Пусть все думают, что сиротой жить хорошо. Иначе нельзя. Не только они должны в это верить, но и себя он убедил, что так впрямь лучше и для него, и для детей.

И все равно у них есть один отец. Тот, что поможет в трудную минуту и не уйдет, не размажется пятном по зыбкой памяти. Не сделает жизнь невыносимой и не оставит в наследство бесконечный зуд за глазами.

Но иногда он остается один, и передышка от постоянных размышлений превращается в пытку. Едва различимое прозрачное пятно наползает из глубин памяти и застилает разум. Тогда он посылает за отцом. За тем, что однажды махнул рукой, прощаясь, и навсегда покинул семью. Так ли уж важно, какую? Главное, что он — это отец. И он очень хочет с ним поговорить. Унять звенящие голоса и незримые образы в голове. После разговора они действительно на время успокаиваются.
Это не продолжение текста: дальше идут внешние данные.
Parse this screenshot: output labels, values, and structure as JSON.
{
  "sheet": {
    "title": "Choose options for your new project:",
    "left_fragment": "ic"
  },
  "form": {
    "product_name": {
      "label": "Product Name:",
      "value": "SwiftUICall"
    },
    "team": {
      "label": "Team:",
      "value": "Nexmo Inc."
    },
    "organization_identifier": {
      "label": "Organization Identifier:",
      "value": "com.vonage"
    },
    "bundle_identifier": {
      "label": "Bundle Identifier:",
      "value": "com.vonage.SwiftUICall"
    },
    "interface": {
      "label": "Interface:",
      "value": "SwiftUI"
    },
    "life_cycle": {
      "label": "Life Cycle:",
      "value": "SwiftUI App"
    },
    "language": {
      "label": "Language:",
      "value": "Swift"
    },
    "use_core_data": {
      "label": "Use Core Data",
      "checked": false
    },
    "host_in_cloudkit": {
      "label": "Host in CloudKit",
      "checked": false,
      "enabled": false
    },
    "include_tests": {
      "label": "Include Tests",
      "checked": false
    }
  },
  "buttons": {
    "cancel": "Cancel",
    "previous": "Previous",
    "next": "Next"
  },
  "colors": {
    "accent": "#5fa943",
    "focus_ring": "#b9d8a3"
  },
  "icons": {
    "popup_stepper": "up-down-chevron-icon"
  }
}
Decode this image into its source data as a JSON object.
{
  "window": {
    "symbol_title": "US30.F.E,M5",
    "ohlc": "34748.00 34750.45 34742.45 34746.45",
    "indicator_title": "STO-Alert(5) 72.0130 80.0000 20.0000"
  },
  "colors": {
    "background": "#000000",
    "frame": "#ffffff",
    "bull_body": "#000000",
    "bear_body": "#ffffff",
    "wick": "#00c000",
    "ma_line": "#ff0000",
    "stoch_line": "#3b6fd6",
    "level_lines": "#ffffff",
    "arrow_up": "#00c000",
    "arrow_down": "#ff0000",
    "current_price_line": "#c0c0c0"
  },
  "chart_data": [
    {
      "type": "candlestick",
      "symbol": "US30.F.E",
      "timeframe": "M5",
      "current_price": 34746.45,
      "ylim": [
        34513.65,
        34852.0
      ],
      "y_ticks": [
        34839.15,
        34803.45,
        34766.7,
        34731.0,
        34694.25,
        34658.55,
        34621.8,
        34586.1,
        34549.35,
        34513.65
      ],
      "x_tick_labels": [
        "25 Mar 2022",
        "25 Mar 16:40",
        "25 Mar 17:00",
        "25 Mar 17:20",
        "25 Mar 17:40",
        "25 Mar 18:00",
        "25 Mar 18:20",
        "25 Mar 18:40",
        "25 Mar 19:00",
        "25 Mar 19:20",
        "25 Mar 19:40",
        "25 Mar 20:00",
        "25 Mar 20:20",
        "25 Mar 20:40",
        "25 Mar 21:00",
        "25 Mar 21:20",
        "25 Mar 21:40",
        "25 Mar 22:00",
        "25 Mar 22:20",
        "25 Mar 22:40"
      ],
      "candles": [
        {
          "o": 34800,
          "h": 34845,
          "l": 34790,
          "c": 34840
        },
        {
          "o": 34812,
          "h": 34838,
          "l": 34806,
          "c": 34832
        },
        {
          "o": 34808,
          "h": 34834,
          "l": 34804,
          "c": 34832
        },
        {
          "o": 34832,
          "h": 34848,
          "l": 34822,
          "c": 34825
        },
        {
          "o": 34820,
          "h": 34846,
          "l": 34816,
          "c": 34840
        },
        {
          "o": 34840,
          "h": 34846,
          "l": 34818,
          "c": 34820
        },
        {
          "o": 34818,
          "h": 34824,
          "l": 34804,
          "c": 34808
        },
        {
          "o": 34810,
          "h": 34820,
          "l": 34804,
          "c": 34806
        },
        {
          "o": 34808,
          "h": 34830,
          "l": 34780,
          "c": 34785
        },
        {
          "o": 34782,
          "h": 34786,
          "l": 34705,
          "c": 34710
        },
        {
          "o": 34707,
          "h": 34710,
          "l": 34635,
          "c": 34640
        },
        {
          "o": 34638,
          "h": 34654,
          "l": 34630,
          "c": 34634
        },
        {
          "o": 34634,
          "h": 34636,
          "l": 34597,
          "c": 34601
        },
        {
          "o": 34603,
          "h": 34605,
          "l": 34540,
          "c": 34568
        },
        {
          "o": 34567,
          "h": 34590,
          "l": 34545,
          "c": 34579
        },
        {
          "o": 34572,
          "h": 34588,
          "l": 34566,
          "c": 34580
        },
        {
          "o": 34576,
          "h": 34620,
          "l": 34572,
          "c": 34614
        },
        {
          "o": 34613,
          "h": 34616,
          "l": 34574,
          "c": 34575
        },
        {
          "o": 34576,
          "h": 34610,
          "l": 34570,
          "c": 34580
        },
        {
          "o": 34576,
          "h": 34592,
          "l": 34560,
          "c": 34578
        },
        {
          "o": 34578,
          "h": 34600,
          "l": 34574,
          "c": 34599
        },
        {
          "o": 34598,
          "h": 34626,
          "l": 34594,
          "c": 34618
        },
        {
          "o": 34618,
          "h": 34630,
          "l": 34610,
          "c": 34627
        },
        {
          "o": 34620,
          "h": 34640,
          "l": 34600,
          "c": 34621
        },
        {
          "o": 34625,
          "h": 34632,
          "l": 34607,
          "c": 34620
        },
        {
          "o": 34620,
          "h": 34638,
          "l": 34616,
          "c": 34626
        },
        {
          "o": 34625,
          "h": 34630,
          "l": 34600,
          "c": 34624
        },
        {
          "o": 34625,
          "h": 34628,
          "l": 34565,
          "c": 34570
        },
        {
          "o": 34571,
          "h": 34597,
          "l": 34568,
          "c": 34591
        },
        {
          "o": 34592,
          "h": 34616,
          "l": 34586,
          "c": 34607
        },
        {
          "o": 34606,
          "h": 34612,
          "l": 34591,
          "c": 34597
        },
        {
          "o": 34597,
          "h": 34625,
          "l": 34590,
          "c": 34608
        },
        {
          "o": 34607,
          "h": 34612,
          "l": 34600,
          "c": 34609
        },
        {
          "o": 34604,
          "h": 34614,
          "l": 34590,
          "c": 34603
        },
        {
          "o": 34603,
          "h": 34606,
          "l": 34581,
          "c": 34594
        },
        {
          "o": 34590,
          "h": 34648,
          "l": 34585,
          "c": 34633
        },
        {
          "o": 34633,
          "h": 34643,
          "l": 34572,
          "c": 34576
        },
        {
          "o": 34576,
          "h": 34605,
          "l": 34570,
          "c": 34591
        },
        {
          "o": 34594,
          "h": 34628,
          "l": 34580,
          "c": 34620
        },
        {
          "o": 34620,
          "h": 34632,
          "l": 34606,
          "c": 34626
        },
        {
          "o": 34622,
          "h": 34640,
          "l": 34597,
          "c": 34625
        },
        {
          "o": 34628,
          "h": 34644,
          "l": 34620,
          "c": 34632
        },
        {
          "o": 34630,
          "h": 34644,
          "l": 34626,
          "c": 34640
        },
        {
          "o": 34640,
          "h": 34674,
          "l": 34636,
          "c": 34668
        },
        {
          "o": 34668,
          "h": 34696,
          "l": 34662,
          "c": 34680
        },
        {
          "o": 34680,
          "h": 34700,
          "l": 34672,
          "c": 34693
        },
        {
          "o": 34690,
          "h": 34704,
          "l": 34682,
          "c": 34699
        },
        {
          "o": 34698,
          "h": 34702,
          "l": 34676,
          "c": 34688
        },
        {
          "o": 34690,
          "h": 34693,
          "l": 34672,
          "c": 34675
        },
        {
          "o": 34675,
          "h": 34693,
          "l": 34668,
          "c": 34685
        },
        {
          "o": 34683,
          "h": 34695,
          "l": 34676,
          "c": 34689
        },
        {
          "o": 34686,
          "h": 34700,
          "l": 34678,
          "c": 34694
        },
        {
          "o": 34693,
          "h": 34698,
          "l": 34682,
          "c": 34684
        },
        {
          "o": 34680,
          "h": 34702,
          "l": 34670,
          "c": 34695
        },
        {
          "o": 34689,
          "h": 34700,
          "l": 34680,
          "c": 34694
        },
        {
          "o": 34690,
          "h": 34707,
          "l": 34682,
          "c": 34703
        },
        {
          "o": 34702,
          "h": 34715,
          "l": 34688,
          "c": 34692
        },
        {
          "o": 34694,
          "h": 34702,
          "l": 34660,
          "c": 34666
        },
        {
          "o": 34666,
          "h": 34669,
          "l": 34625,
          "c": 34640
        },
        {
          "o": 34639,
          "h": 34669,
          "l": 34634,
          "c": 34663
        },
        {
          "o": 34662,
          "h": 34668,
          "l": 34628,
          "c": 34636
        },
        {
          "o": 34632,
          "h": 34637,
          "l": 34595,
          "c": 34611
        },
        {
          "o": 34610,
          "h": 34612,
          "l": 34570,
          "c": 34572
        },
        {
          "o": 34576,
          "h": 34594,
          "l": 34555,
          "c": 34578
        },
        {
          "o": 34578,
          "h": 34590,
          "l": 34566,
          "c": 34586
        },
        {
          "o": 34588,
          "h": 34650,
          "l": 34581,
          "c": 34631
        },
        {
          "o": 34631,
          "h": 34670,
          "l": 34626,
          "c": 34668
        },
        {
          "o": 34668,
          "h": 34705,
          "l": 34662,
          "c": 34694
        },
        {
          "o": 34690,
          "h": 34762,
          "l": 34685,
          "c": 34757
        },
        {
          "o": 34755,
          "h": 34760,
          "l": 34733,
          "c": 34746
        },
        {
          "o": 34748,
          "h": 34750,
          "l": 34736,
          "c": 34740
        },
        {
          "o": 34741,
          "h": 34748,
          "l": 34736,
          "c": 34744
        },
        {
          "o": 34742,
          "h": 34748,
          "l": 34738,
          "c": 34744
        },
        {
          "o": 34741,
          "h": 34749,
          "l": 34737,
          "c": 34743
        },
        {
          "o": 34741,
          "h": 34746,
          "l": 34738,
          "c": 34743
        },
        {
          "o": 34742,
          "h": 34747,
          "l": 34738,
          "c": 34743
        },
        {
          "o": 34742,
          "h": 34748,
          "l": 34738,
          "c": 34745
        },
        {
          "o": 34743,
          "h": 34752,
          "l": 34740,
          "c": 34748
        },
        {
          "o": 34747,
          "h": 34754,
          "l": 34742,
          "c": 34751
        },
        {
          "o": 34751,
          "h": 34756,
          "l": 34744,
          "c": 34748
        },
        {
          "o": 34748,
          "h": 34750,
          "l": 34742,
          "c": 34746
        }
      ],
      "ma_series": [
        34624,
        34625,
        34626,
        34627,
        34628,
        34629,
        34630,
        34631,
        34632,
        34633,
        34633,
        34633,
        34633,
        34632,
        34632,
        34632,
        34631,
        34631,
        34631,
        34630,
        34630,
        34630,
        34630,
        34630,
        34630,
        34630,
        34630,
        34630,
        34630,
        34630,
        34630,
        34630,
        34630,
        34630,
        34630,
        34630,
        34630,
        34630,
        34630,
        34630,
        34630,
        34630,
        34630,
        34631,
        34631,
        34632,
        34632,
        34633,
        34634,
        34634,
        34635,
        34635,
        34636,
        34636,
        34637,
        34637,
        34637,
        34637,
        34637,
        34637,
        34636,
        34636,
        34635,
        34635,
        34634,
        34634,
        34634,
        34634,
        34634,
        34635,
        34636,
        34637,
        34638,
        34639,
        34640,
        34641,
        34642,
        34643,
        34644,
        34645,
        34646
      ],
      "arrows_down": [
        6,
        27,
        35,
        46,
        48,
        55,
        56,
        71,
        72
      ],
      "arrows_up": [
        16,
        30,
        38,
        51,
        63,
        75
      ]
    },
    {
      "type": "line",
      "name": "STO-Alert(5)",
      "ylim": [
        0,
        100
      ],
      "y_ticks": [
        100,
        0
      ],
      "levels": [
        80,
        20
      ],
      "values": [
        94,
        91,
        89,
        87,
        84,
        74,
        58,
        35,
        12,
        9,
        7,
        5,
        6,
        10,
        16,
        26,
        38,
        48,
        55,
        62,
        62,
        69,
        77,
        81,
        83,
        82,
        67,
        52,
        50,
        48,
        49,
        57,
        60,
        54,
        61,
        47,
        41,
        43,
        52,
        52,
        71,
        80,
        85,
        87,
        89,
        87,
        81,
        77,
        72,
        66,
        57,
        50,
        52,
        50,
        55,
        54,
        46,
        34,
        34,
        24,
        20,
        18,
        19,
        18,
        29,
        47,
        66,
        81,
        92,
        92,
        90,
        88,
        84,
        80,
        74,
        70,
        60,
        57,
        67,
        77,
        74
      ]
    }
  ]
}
А сейчас они что-то вспыхнули со страшной силой, так что отца привели очень кстати.

Потирая ноющий висок, он подходит к дальней стене и протягивает руку к замку.

— Привет, папа.

Да, он войдет и повторит приветствие — уже отцу. Который, конечно, надежно привязан к стулу. Но это будет не сейчас. Сначала — дело. Расторопный Бурк уже на пороге, преданно заглядывает сверху вниз в глаза. Вот ведь, туша тушей, а бегает, как угорелый, и хоть бы запыхался.

— Бурк, у нас тут из Мышей кто есть?

— Так… ща… — верный мальчишка старательно морщит покатый лоб, от чего с кожей происходит что-то неописуемое, — этот, Корбрун внизу сидел, видел, потом Лемора тоже где-то крутилась, Катрасса и Бортум тоже что-то возле дома мутили… И еще этот, толстый, с чубом, никак не запомню!

Все хороши. Но он выберет только одно имя. И ясно, какое. Если бы Бурку каким-то чудом удалось запомнить еще десяток имен, а их обладатели дружно покорились бы лени и сидели прямо за дверью, выбор не изменился бы. За золотой можно — и нужно — поручать дело лучшим.

— Лемору зови.

Она справится. Она — молодец.

И еще красивая.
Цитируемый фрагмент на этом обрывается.